In an evening, a group of men, disguised themselves as Native American warriors, stealthily boarded the British East India Company tea ship. They were ordered to search for all the tea on the ship, with the due care not to damage anything else. Speedily, they gathered one chest of tea after another, and a total of 342 chests was found. Not being interested to appropriate them, they threw them all overboard. The British armed ships promptly surrounded them. The deeds of these men, known as ‘Boston Tea Party’, draw the curtain for the American War of Independence.
The American War of Independence during 1775–1783 sounds historical and is a distinctive American event that is no way related to Hong Kong. Few realizes, however, that the causes of grievances driving the Boston Tea Party to throw the British tea overboard are strikingly similar to Hong Kong’s demand for democracy and universal suffrage.
The ostensible reason behind the destruction of tea is tax. The Boston Tea Party was appalled by the amount of tax that the British government in England was imposing. However, as Niall Ferguson has noted in Empire, the tax was merely three pences and was gone by 1763. Further, the ‘Party’ was not organized by dissatisfied consumers but wealthy smugglers who had most to lose out. The crux of the matter, therefore, lies not in economic hardship, but in somewhere else.
Likewise, Hong Kong’s call for more accountability and democracy is not grievances merely caused by economic problem. PRC seems unheeded and shows its willful ignorance when it tries to sooth Hong Kong ‘troublemakers’ with RMB offshore dealing and more freewalking that could presumably bring forth more GDP for Hong Kong. However, these measures only served to intensify the desire for democracy and, eventually, benefited the radical parties, which have witnessed a recent surge of popularity.
In both cases, economics is a fog that hides the real cause of the problem. Representation is the heart of the matter. The American colonies had their own representative assemblies that had little power to decide policies made at the Parliament far back in England. The British Governor was ultimately accountable to the Crown, not to the American colonists. Hence the tax issue was nicely put by Samuel Adams as about ‘no tax without representation’.
Hong Kong faces almost exactly the same problem. The Legislative Council has no formal channel to decide Hong Kong policy at the National People’s Congress (NPC). Delegates were sent to represent Hong Kong but these people were in no way elected by Hong Kong people. Moreover, look at the second limb of Article 43 in Basic Law, which reads
“The Chief Executive of the Hong Kong Special Administrative Region shall be accountable to the Central People’s Government and the Hong Kong Special Administrative Region in accordance with the provisions of this law.” (emphasis added)
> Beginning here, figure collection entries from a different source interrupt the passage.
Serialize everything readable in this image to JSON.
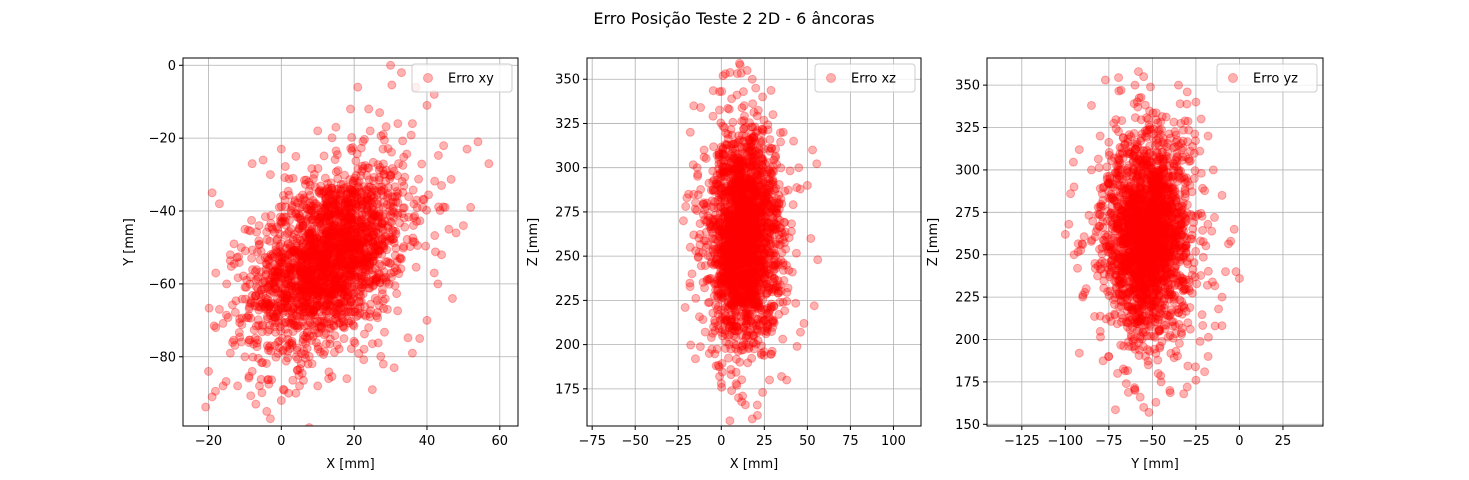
{
  "figure": {
    "title": "Erro Posição Teste 2 2D - 6 âncoras",
    "marker_color": "#ff0000",
    "marker_alpha": 0.3
  },
  "chart_data": [
    {
      "type": "scatter",
      "xlabel": "X [mm]",
      "ylabel": "Y [mm]",
      "xlim": [
        -27,
        65
      ],
      "ylim": [
        -99,
        2
      ],
      "xticks": [
        -20,
        0,
        20,
        40,
        60
      ],
      "yticks": [
        -80,
        -60,
        -40,
        -20,
        0
      ],
      "xtick_labels": [
        "−20",
        "0",
        "20",
        "40",
        "60"
      ],
      "ytick_labels": [
        "−80",
        "−60",
        "−40",
        "−20",
        "0"
      ],
      "grid": true,
      "legend_position": "top-right",
      "series": [
        {
          "name": "Erro xy",
          "cloud": {
            "center": [
              13,
              -53
            ],
            "std": [
              10.5,
              12.5
            ],
            "corr": 0.42,
            "n": 2200
          },
          "points": [
            [
              30,
              0
            ],
            [
              33,
              -2
            ],
            [
              37,
              -6
            ],
            [
              42,
              -8
            ],
            [
              40,
              -11
            ],
            [
              21,
              -6
            ],
            [
              54,
              -21
            ],
            [
              57,
              -27
            ],
            [
              51,
              -23
            ],
            [
              52,
              -39
            ],
            [
              48,
              -46
            ],
            [
              44,
              -52
            ],
            [
              42,
              -57
            ],
            [
              40,
              -70
            ],
            [
              47,
              -64
            ],
            [
              36,
              -79
            ],
            [
              31,
              -83
            ],
            [
              25,
              -89
            ],
            [
              4,
              -90
            ],
            [
              -19,
              -35
            ],
            [
              -17,
              -38
            ],
            [
              -20,
              -84
            ],
            [
              -19,
              -91
            ],
            [
              -16,
              -88
            ],
            [
              -12,
              -88
            ],
            [
              -7,
              -93
            ],
            [
              -6,
              -88
            ],
            [
              -4,
              -95
            ],
            [
              -3,
              -97
            ],
            [
              0,
              -92
            ],
            [
              2,
              -90
            ],
            [
              5,
              -88
            ],
            [
              10,
              -88
            ],
            [
              13,
              -86
            ],
            [
              -18,
              -57
            ],
            [
              -15,
              -60
            ],
            [
              -14,
              -52
            ],
            [
              -13,
              -49
            ],
            [
              -10,
              -45
            ],
            [
              -8,
              -27
            ],
            [
              -5,
              -26
            ],
            [
              -3,
              -30
            ],
            [
              0,
              -23
            ],
            [
              4,
              -25
            ],
            [
              10,
              -18
            ],
            [
              15,
              -17
            ],
            [
              19,
              -12
            ],
            [
              27,
              -13
            ],
            [
              32,
              -16
            ],
            [
              36,
              -16
            ],
            [
              44,
              -33
            ],
            [
              46,
              -45
            ],
            [
              50,
              -44
            ],
            [
              43,
              -60
            ],
            [
              38,
              -75
            ],
            [
              28,
              -82
            ],
            [
              18,
              -86
            ],
            [
              -17,
              -67
            ],
            [
              -18,
              -72
            ],
            [
              -14,
              -79
            ],
            [
              -10,
              -80
            ],
            [
              -8,
              -84
            ],
            [
              24,
              -12
            ],
            [
              28,
              -19
            ],
            [
              45,
              -39
            ]
          ]
        }
      ]
    },
    {
      "type": "scatter",
      "xlabel": "X [mm]",
      "ylabel": "Z [mm]",
      "xlim": [
        -78,
        116
      ],
      "ylim": [
        154,
        362
      ],
      "xticks": [
        -75,
        -50,
        -25,
        0,
        25,
        50,
        75,
        100
      ],
      "yticks": [
        175,
        200,
        225,
        250,
        275,
        300,
        325,
        350
      ],
      "xtick_labels": [
        "−75",
        "−50",
        "−25",
        "0",
        "25",
        "50",
        "75",
        "100"
      ],
      "ytick_labels": [
        "175",
        "200",
        "225",
        "250",
        "275",
        "300",
        "325",
        "350"
      ],
      "grid": true,
      "legend_position": "top-right",
      "series": [
        {
          "name": "Erro xz",
          "cloud": {
            "center": [
              13,
              260
            ],
            "std": [
              10.5,
              30
            ],
            "corr": 0,
            "n": 2200
          },
          "points": [
            [
              11,
              358
            ],
            [
              15,
              355
            ],
            [
              1,
              352
            ],
            [
              18,
              350
            ],
            [
              20,
              345
            ],
            [
              -1,
              343
            ],
            [
              6,
              339
            ],
            [
              -16,
              335
            ],
            [
              -12,
              334
            ],
            [
              -18,
              320
            ],
            [
              -20,
              283
            ],
            [
              -22,
              270
            ],
            [
              -18,
              255
            ],
            [
              -17,
              240
            ],
            [
              -21,
              221
            ],
            [
              -15,
              192
            ],
            [
              -7,
              195
            ],
            [
              -3,
              188
            ],
            [
              -1,
              182
            ],
            [
              0,
              178
            ],
            [
              6,
              174
            ],
            [
              10,
              170
            ],
            [
              14,
              166
            ],
            [
              18,
              158
            ],
            [
              21,
              160
            ],
            [
              5,
              157
            ],
            [
              24,
              173
            ],
            [
              28,
              180
            ],
            [
              35,
              182
            ],
            [
              38,
              180
            ],
            [
              44,
              199
            ],
            [
              46,
              207
            ],
            [
              48,
              212
            ],
            [
              54,
              222
            ],
            [
              56,
              248
            ],
            [
              52,
              260
            ],
            [
              53,
              310
            ],
            [
              45,
              300
            ],
            [
              50,
              290
            ],
            [
              42,
              315
            ],
            [
              30,
              330
            ],
            [
              36,
              320
            ],
            [
              24,
              340
            ],
            [
              -10,
              310
            ],
            [
              -14,
              300
            ],
            [
              -19,
              285
            ],
            [
              -16,
              262
            ]
          ]
        }
      ]
    },
    {
      "type": "scatter",
      "xlabel": "Y [mm]",
      "ylabel": "Z [mm]",
      "xlim": [
        -145,
        48
      ],
      "ylim": [
        149,
        366
      ],
      "xticks": [
        -125,
        -100,
        -75,
        -50,
        -25,
        0,
        25
      ],
      "yticks": [
        150,
        175,
        200,
        225,
        250,
        275,
        300,
        325,
        350
      ],
      "xtick_labels": [
        "−125",
        "−100",
        "−75",
        "−50",
        "−25",
        "0",
        "25"
      ],
      "ytick_labels": [
        "150",
        "175",
        "200",
        "225",
        "250",
        "275",
        "300",
        "325",
        "350"
      ],
      "grid": true,
      "legend_position": "top-right",
      "series": [
        {
          "name": "Erro yz",
          "cloud": {
            "center": [
              -53,
              260
            ],
            "std": [
              12.5,
              30
            ],
            "corr": 0,
            "n": 2200
          },
          "points": [
            [
              -58,
              358
            ],
            [
              -55,
              355
            ],
            [
              -60,
              350
            ],
            [
              -77,
              353
            ],
            [
              -35,
              350
            ],
            [
              -30,
              346
            ],
            [
              -68,
              347
            ],
            [
              -85,
              338
            ],
            [
              -92,
              312
            ],
            [
              -97,
              286
            ],
            [
              -98,
              268
            ],
            [
              -100,
              262
            ],
            [
              -95,
              250
            ],
            [
              -93,
              242
            ],
            [
              -88,
              230
            ],
            [
              -90,
              225
            ],
            [
              -92,
              192
            ],
            [
              -75,
              190
            ],
            [
              -70,
              180
            ],
            [
              -65,
              174
            ],
            [
              -60,
              170
            ],
            [
              -57,
              166
            ],
            [
              -55,
              160
            ],
            [
              -52,
              157
            ],
            [
              -48,
              163
            ],
            [
              -45,
              175
            ],
            [
              -40,
              170
            ],
            [
              -32,
              168
            ],
            [
              -30,
              172
            ],
            [
              -25,
              176
            ],
            [
              -20,
              181
            ],
            [
              -18,
              190
            ],
            [
              -14,
              208
            ],
            [
              -12,
              218
            ],
            [
              -10,
              225
            ],
            [
              -8,
              240
            ],
            [
              -2,
              240
            ],
            [
              0,
              236
            ],
            [
              -5,
              258
            ],
            [
              -3,
              265
            ],
            [
              -10,
              285
            ],
            [
              -15,
              300
            ],
            [
              -18,
              320
            ],
            [
              -22,
              330
            ],
            [
              -25,
              340
            ],
            [
              -80,
              320
            ],
            [
              -85,
              300
            ],
            [
              -95,
              290
            ],
            [
              -90,
              256
            ]
          ]
        }
      ]
    }
  ]
}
In other words, the CE is to be accountable to both PRC and Hong Kong people. However note that the wording places CPG before HKSAR. Nothing is coincidental in legal drafting. It means the CE’s primary accountability shall be to the PRC. Hong Kong is of secondary concern. Therefore, the CE, like the British Governor, is ultimately accountable to a government far back in Beijing, not to the Hong Kong people.
With these striking similarities between Hong Kong and American War of Independence, does this imply that Hong Kong, like those thirteen American colonies, should fight for Independence? That’s where the analogy breaks. First, let’s admit it. Hong Kong is a small tiny island with few resources. Unlike the thirteen American colonies, it can never amass sufficient resources and people to fight a war. Secondly, the American colonies were crucially assisted by the French armies. America was not was going to rage a war against China and to provide any substantial military assistance to a tiny island.
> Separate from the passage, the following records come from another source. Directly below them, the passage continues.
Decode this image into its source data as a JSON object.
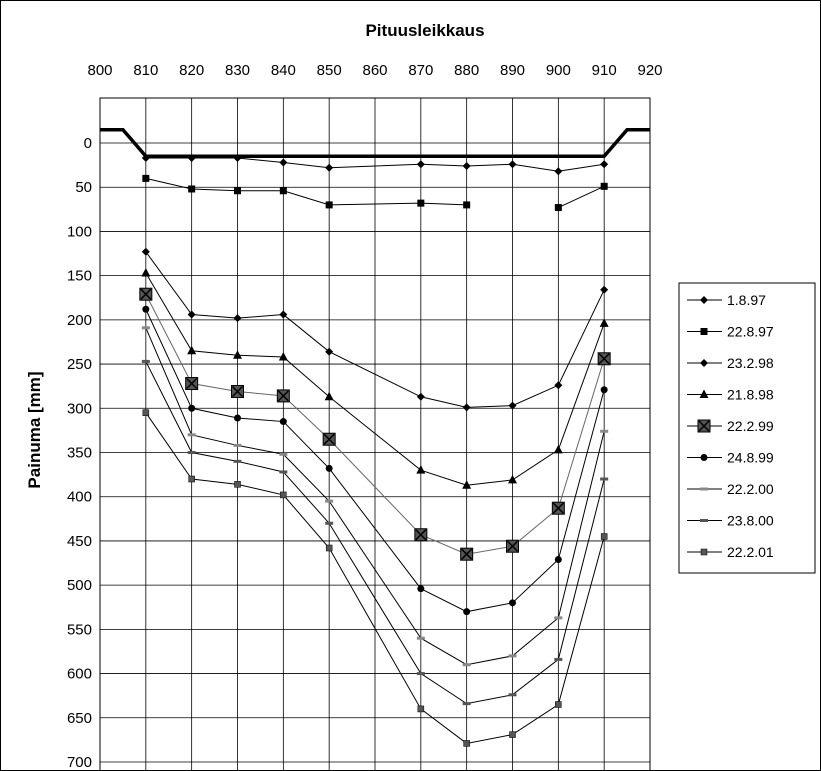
{
  "chart_data": {
    "type": "line",
    "title": "Pituusleikkaus",
    "xlabel": "",
    "ylabel": "Painuma [mm]",
    "x_ticks": [
      "800",
      "810",
      "820",
      "830",
      "840",
      "850",
      "860",
      "870",
      "880",
      "890",
      "900",
      "910",
      "920"
    ],
    "y_ticks": [
      "0",
      "50",
      "100",
      "150",
      "200",
      "250",
      "300",
      "350",
      "400",
      "450",
      "500",
      "550",
      "600",
      "650",
      "700"
    ],
    "xlim": [
      800,
      920
    ],
    "ylim": [
      -50,
      700
    ],
    "y_inverted": true,
    "grid": true,
    "legend_position": "right",
    "profile": {
      "x": [
        800,
        805,
        810,
        910,
        915,
        920
      ],
      "y": [
        -15,
        -15,
        15,
        15,
        -15,
        -15
      ]
    },
    "series": [
      {
        "name": "1.8.97",
        "marker": "diamond",
        "color": "#000000",
        "x": [
          810,
          820,
          830,
          840,
          850,
          870,
          880,
          890,
          900,
          910
        ],
        "y": [
          17,
          17,
          17,
          22,
          28,
          24,
          26,
          24,
          32,
          24
        ]
      },
      {
        "name": "22.8.97",
        "marker": "square",
        "color": "#000000",
        "x": [
          810,
          820,
          830,
          840,
          850,
          870,
          880,
          null,
          900,
          910
        ],
        "y": [
          40,
          52,
          54,
          54,
          70,
          68,
          70,
          null,
          73,
          49
        ]
      },
      {
        "name": "23.2.98",
        "marker": "diamond",
        "color": "#000000",
        "x": [
          810,
          820,
          830,
          840,
          850,
          870,
          880,
          890,
          900,
          910
        ],
        "y": [
          123,
          194,
          198,
          194,
          236,
          287,
          299,
          297,
          274,
          166
        ]
      },
      {
        "name": "21.8.98",
        "marker": "triangle",
        "color": "#000000",
        "x": [
          810,
          820,
          830,
          840,
          850,
          870,
          880,
          890,
          900,
          910
        ],
        "y": [
          147,
          235,
          240,
          242,
          287,
          370,
          387,
          381,
          347,
          204
        ]
      },
      {
        "name": "22.2.99",
        "marker": "x-square",
        "color": "#555555",
        "x": [
          810,
          820,
          830,
          840,
          850,
          870,
          880,
          890,
          900,
          910
        ],
        "y": [
          171,
          272,
          281,
          286,
          335,
          443,
          465,
          456,
          413,
          244
        ]
      },
      {
        "name": "24.8.99",
        "marker": "circle",
        "color": "#000000",
        "x": [
          810,
          820,
          830,
          840,
          850,
          870,
          880,
          890,
          900,
          910
        ],
        "y": [
          188,
          300,
          311,
          315,
          368,
          504,
          530,
          520,
          471,
          279
        ]
      },
      {
        "name": "22.2.00",
        "marker": "dash",
        "color": "#888888",
        "x": [
          810,
          820,
          830,
          840,
          850,
          870,
          880,
          890,
          900,
          910
        ],
        "y": [
          209,
          330,
          342,
          352,
          405,
          560,
          590,
          580,
          537,
          326
        ]
      },
      {
        "name": "23.8.00",
        "marker": "dash",
        "color": "#555555",
        "x": [
          810,
          820,
          830,
          840,
          850,
          870,
          880,
          890,
          900,
          910
        ],
        "y": [
          247,
          350,
          360,
          372,
          430,
          600,
          634,
          624,
          584,
          380
        ]
      },
      {
        "name": "22.2.01",
        "marker": "small-square",
        "color": "#555555",
        "x": [
          810,
          820,
          830,
          840,
          850,
          870,
          880,
          890,
          900,
          910
        ],
        "y": [
          305,
          380,
          386,
          398,
          458,
          640,
          679,
          669,
          635,
          445
        ]
      }
    ]
  }
}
It is, however, not totally hopeless. The coming 2017 Universal Suffrage is an opportunity to address the representation problem, as it gives a chance for Hong Kong people to truly hold the CE accountable with their votes. Nevertheless, I remain very cautiously optimistic of this hope. The Alliance for True Democracy has foolishly proposed a Nomination Committee mechanism that will interfere the kind of candidates to run for the election. The recent speech by Zhang Xiao Ming, the director of the Liaison Office, in the Legislative Council also confirmed the need for a selection process. The road to Universal Suffrage is unsettled. I hope the PRC will learn from the American War of Independence and the lesson that if people’s call for representation went unheeded, a dire consequence will certainly follow.